An offshore foundation is a valuable tool for protecting one’s assets. Offshore foundation formation is facilitated by a registered licensed agent or lawyer that specializes in offering offshore foundation services, which may be provided along with other services such as offshore bank introduction, legal follow up advice, structural amendments, offshore trust and international business company formation and virtual office.
Offshore foundations comprise of five (5) essential elements. These include the Founder, Foundation Council or Board, Protector, Beneficiaries, Foundation Charter, also known as the Letter of Instructions and the Foundation By-Laws depending on the jurisdiction. Jurisdictions such as St. Kitts require a Foundation secretary when forming an offshore foundation.
The procedure for registering an offshore foundation is practically the same in almost every jurisdiction; and this includes the structure that the offshore foundation takes as well. The Founder of a Foundation, for example, is the person or legal entity that establishes the Foundation. An offshore foundation may be constituted to become effective at the time of constitution or after the death of its founder, by the execution of a private document by the founder whose signature must be certified by a notary public at the place of constitution or directly before a notary public at the place of constitution. All offshore foundations are constituted at a Public or Companies Registry. For persons and corporations seeking complete privacy, the registered offshore agent chosen for its offshore foundation formation services is generally appointed as the Founder of the Foundation. Persons forming an offshore foundation are not required to travel to the jurisdiction since all registration procedures are taken care of by the agent, who is responsible for dealing with the jurisdiction’s Registry on behalf of the client.
The role of an offshore foundation council or board is similar to that of the directors of a company. The names and addresses of the members of a foundation’s council are recorded at the Registrar’s office. Due to this a nominee foundation council can be provided by the registered agent to serve as the council of the foundation as a means of ensuring a greater degree of confidentiality and privacy for the members of the foundation. The nominee council does not have the power to control the council or its assets. The foundation charter is required to lay out the powers and responsibilities of the council. A few of the council’s responsibilities include administering the assets of the foundation and informing the beneficiaries of the financial status of the Foundation.
Most jurisdictions also make provisions for the appointment of a foundation protector a basic requirement for offshore foundation formation. The Protector is the person or legal entity with full control of the Foundation and its assets. The Foundation Council appoints the Protector upon the formation of the Foundation.
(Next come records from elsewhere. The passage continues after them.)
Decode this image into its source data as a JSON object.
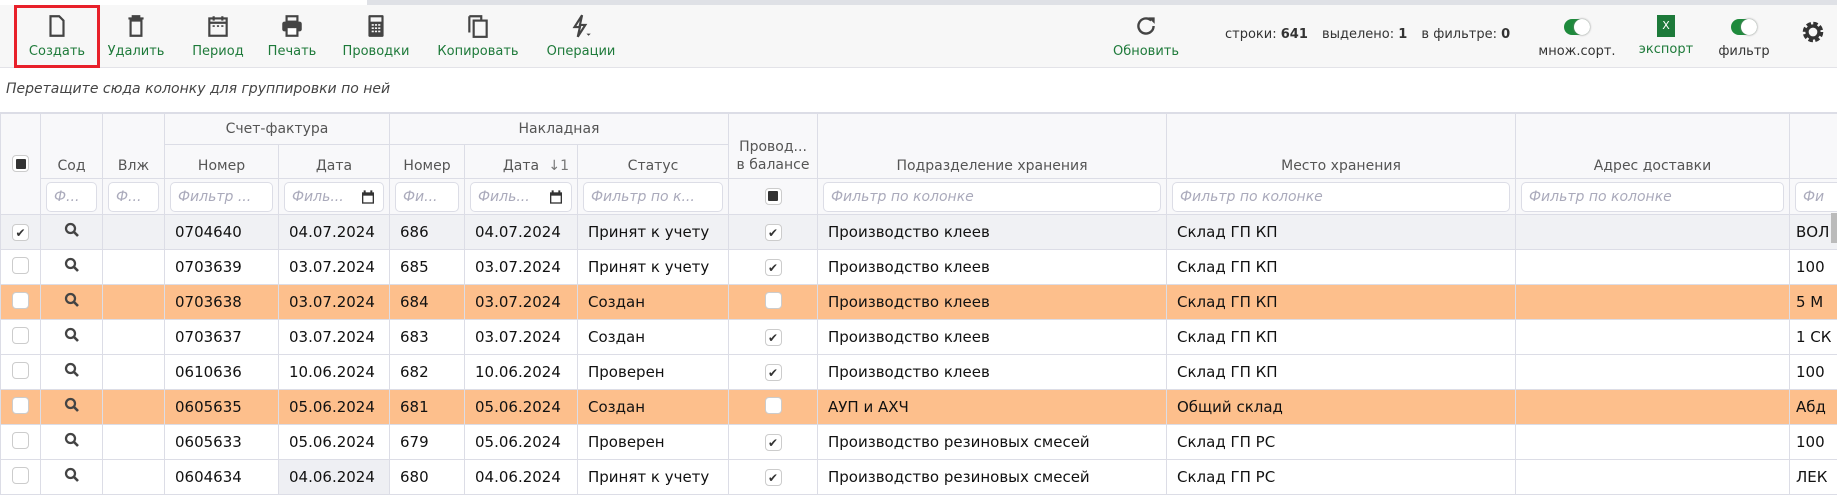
{
  "toolbar": {
    "buttons": [
      {
        "label": "Создать",
        "icon": "file-icon"
      },
      {
        "label": "Удалить",
        "icon": "trash-icon"
      },
      {
        "label": "Период",
        "icon": "calendar-icon"
      },
      {
        "label": "Печать",
        "icon": "printer-icon"
      },
      {
        "label": "Проводки",
        "icon": "calculator-icon"
      },
      {
        "label": "Копировать",
        "icon": "copy-icon"
      },
      {
        "label": "Операции",
        "icon": "lightning-icon"
      }
    ],
    "refresh": "Обновить",
    "stats": {
      "rows_label": "строки:",
      "rows": "641",
      "selected_label": "выделено:",
      "selected": "1",
      "filtered_label": "в фильтре:",
      "filtered": "0"
    },
    "multisort": "множ.сорт.",
    "export": "экспорт",
    "export_icon_text": "X",
    "filter": "фильтр",
    "accent": "#1e7a3a"
  },
  "group_hint": "Перетащите сюда колонку для группировки по ней",
  "headers": {
    "sf": "Счет-фактура",
    "nak": "Накладная",
    "sod": "Сод",
    "vlzh": "Влж",
    "sf_num": "Номер",
    "sf_date": "Дата",
    "n_num": "Номер",
    "n_date": "Дата",
    "sort": "↓1",
    "status": "Статус",
    "prov": "Провод...",
    "prov2": "в балансе",
    "podr": "Подразделение хранения",
    "mesto": "Место хранения",
    "adres": "Адрес доставки"
  },
  "filters": {
    "sod": "Ф...",
    "vlzh": "Ф...",
    "sf_num": "Фильтр ...",
    "sf_date": "Филь...",
    "n_num": "Фи...",
    "n_date": "Филь...",
    "status": "Фильтр по к...",
    "podr": "Фильтр по колонке",
    "mesto": "Фильтр по колонке",
    "adres": "Фильтр по колонке",
    "last": "Фи"
  },
  "rows": [
    {
      "sf_num": "0704640",
      "sf_date": "04.07.2024",
      "n_num": "686",
      "n_date": "04.07.2024",
      "status": "Принят к учету",
      "prov": true,
      "podr": "Производство клеев",
      "mesto": "Склад ГП КП",
      "adres": "",
      "last": "ВОЛ",
      "checked": true,
      "style": "active"
    },
    {
      "sf_num": "0703639",
      "sf_date": "03.07.2024",
      "n_num": "685",
      "n_date": "03.07.2024",
      "status": "Принят к учету",
      "prov": true,
      "podr": "Производство клеев",
      "mesto": "Склад ГП КП",
      "adres": "",
      "last": "100",
      "checked": false,
      "style": ""
    },
    {
      "sf_num": "0703638",
      "sf_date": "03.07.2024",
      "n_num": "684",
      "n_date": "03.07.2024",
      "status": "Создан",
      "prov": false,
      "podr": "Производство клеев",
      "mesto": "Склад ГП КП",
      "adres": "",
      "last": "5 М",
      "checked": false,
      "style": "orange"
    },
    {
      "sf_num": "0703637",
      "sf_date": "03.07.2024",
      "n_num": "683",
      "n_date": "03.07.2024",
      "status": "Создан",
      "prov": true,
      "podr": "Производство клеев",
      "mesto": "Склад ГП КП",
      "adres": "",
      "last": "1 СК",
      "checked": false,
      "style": ""
    },
    {
      "sf_num": "0610636",
      "sf_date": "10.06.2024",
      "n_num": "682",
      "n_date": "10.06.2024",
      "status": "Проверен",
      "prov": true,
      "podr": "Производство клеев",
      "mesto": "Склад ГП КП",
      "adres": "",
      "last": "100",
      "checked": false,
      "style": ""
    },
    {
      "sf_num": "0605635",
      "sf_date": "05.06.2024",
      "n_num": "681",
      "n_date": "05.06.2024",
      "status": "Создан",
      "prov": false,
      "podr": "АУП и АХЧ",
      "mesto": "Общий склад",
      "adres": "",
      "last": "Абд",
      "checked": false,
      "style": "orange"
    },
    {
      "sf_num": "0605633",
      "sf_date": "05.06.2024",
      "n_num": "679",
      "n_date": "05.06.2024",
      "status": "Проверен",
      "prov": true,
      "podr": "Производство резиновых смесей",
      "mesto": "Склад ГП РС",
      "adres": "",
      "last": "100",
      "checked": false,
      "style": ""
    },
    {
      "sf_num": "0604634",
      "sf_date": "04.06.2024",
      "n_num": "680",
      "n_date": "04.06.2024",
      "status": "Принят к учету",
      "prov": true,
      "podr": "Производство резиновых смесей",
      "mesto": "Склад ГП РС",
      "adres": "",
      "last": "ЛЕК",
      "checked": false,
      "style": ""
    }
  ],
  "colors": {
    "highlight_row": "#fdbf8c",
    "selected_row": "#f0f1f4",
    "create_outline": "#e8202a"
  }
}
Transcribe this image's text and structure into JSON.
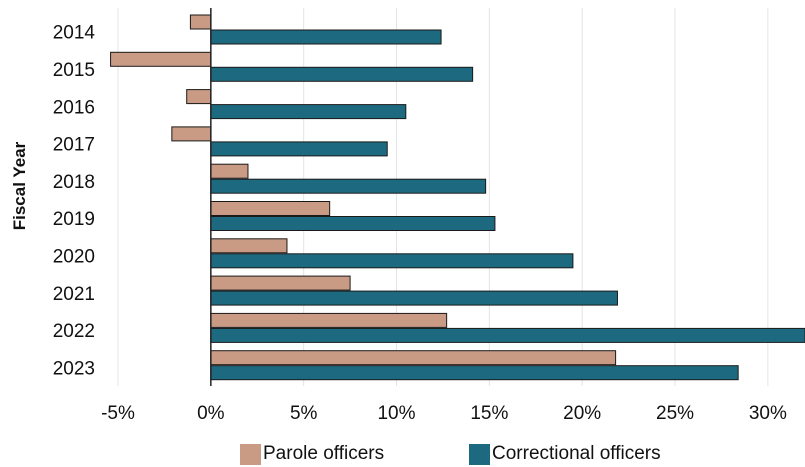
{
  "chart_data": {
    "type": "bar",
    "orientation": "horizontal",
    "title": "",
    "xlabel": "",
    "ylabel": "Fiscal Year",
    "categories": [
      "2014",
      "2015",
      "2016",
      "2017",
      "2018",
      "2019",
      "2020",
      "2021",
      "2022",
      "2023"
    ],
    "series": [
      {
        "name": "Parole officers",
        "color": "#c99a84",
        "values": [
          -1.1,
          -5.4,
          -1.3,
          -2.1,
          2.0,
          6.4,
          4.1,
          7.5,
          12.7,
          21.8
        ]
      },
      {
        "name": "Correctional officers",
        "color": "#1d6a80",
        "values": [
          12.4,
          14.1,
          10.5,
          9.5,
          14.8,
          15.3,
          19.5,
          21.9,
          32.0,
          28.4
        ]
      }
    ],
    "xlim": [
      -5,
      32
    ],
    "xticks": [
      -5,
      0,
      5,
      10,
      15,
      20,
      25,
      30
    ],
    "xtick_labels": [
      "-5%",
      "0%",
      "5%",
      "10%",
      "15%",
      "20%",
      "25%",
      "30%"
    ],
    "grid": "vertical",
    "legend": "bottom"
  }
}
Once appointed, the Protector is able to change the members of the council at any time that he or she pleases and does not need the approval or authorization of anyone to do so. The protector’s identity remains confidential and is not made public.
The assets of the foundation are ‘inherited’ by or distributed to a beneficiary. One or more beneficiary can be named by the foundation’s founder. The beneficiaries of a foundation can be a natural person or legal entity. The protector and the beneficiary of a foundation may or may not be the same person or corporation. Whereas the Protector has control over the way in which the foundation is governed, the beneficiary “inherits” the foundation’s assets. Thus, should the Protector and the Beneficiary be the same person, then he or she both controls and inherits the offshore foundation, whereas if the Protector is not a beneficiary, then he or she only controls the foundation and plays the role of a Trustee in a Trust.
The Foundation Charter is absolutely essential in offshore foundation formation because it is the document used for regulating the offshore foundation’s functions and operations. The Foundation Charter is often referred to as the Letter of Wishes. Upon its formation, a Foundation that does not have a Charter registered at the Registry or operates contrary to the clauses of the Charter can be revoked and made inexistent under the Foundation Laws of the given jurisdiction.
In setting up a Panama Foundation, a document containing the By-Laws of the Foundation can be prepared as a means of formality. However, this is not entirely necessary since the relevant laws of the Foundation and the wishes of the Protector are already stipulated in the Foundation Charter.